Des "gages" sur l'environnement

Mathias Cormann partait avec un lourd handicap : un bilan jugé peu flatteur sur l'environnement. Sans attendre l'élection, plusieurs ONG de protection de l'environnement avaient exprimé leur "grande préoccupation" quant à l'éventualité de sa nomination. Dans un communiqué vendredi, l'intéressé a réaffirmé sa détermination à "encourager et promouvoir une action ambitieuse et efficace à l'échelle mondiale en matière de changement climatique afin de parvenir à zéro émission nette dans le monde d'ici 2050".

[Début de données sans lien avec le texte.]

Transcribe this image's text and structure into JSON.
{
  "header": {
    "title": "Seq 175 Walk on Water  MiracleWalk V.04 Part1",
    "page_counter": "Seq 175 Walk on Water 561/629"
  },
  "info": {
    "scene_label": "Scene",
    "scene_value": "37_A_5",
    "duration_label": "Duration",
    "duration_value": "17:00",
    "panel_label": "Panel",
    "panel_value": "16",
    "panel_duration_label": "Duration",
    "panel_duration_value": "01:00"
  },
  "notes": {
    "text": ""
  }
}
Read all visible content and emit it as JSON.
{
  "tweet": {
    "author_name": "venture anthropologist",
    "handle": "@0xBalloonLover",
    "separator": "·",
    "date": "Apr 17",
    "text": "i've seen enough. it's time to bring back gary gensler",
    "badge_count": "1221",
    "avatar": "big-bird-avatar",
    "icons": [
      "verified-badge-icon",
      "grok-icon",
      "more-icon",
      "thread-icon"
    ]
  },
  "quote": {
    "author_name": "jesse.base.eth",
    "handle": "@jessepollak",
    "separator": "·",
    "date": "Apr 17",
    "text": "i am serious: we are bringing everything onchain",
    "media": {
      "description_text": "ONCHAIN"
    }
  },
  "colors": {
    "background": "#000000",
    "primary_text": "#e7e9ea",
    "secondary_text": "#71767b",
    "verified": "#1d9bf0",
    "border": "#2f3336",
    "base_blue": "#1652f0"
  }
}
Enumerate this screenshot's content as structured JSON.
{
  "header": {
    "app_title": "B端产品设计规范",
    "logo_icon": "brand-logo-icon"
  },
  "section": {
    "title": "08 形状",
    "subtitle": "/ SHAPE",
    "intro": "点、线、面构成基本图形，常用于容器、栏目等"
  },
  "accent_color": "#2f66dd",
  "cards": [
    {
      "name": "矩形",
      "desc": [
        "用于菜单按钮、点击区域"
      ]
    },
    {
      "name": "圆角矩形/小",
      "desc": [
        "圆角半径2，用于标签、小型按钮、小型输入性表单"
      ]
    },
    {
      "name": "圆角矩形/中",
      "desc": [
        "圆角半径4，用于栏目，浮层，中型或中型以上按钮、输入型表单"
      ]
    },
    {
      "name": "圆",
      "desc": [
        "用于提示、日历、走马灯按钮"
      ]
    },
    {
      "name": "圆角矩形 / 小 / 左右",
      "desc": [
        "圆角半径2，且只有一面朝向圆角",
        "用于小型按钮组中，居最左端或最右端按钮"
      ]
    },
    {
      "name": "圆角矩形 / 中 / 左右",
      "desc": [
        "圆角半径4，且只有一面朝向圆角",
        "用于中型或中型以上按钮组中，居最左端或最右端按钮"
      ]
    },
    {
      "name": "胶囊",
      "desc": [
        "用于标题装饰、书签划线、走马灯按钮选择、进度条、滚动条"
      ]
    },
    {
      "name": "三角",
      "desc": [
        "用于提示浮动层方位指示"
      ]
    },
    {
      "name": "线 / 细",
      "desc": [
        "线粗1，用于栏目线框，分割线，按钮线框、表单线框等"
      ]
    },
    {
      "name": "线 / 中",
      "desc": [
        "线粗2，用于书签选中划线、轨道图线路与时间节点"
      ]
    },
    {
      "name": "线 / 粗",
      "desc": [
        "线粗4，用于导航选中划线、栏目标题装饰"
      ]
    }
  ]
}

Ce fervent défenseur des bienfaits du libre-échange, né en Belgique, y plaide également pour "finaliser une approche multilatérale de la fiscalité du numérique". Il défend l'idée de "saisir les opportunités et mieux gérer les risques dans l'économie numérique" et de "promouvoir des politiques basées sur le marché et un ordre international fondé sur des règles".

Sur la question climatique, les ONG ont rappelé qu'il avait estimé l'an passé que l'objectif de neutralité carbone était "téméraire et irresponsable" et qu'il avait approuvé, en tant que ministre des Finances, un projet gazier de nature à fortement augmenter les émissions annuelles de gaz à effet de serre de l'Australie. Toutefois, soutenu notamment par les États-Unis, il a su "donner des gages en matière environnementale", a indiqué une source haut placée dans l'organisation. "De toute façon il n'a pas le choix, car l'OCDE doit se positionner sur le changement climatique."

Le choix de Mathias Cormann s'explique aussi "par le fait que l'OCDE a besoin d'être projetée dans l'espace Pacifique qui est la région la plus dynamique du monde avec les problématiques géopolitiques les plus structurantes". Et où la Chine pèse d'un poids écrasant. La politique volontariste de l'Australie face aux mastodontes technologiques américains, au moment où l'OCDE tente d'accoucher d'une réforme de la fiscalité du secteur numérique, aurait aussi pesé en faveur de l'élection de son candidat. Lequel a également, de même source, bénéficié d'un manque de consensus, y compris entre Européens, autour de la candidature de Cécilia Malmström.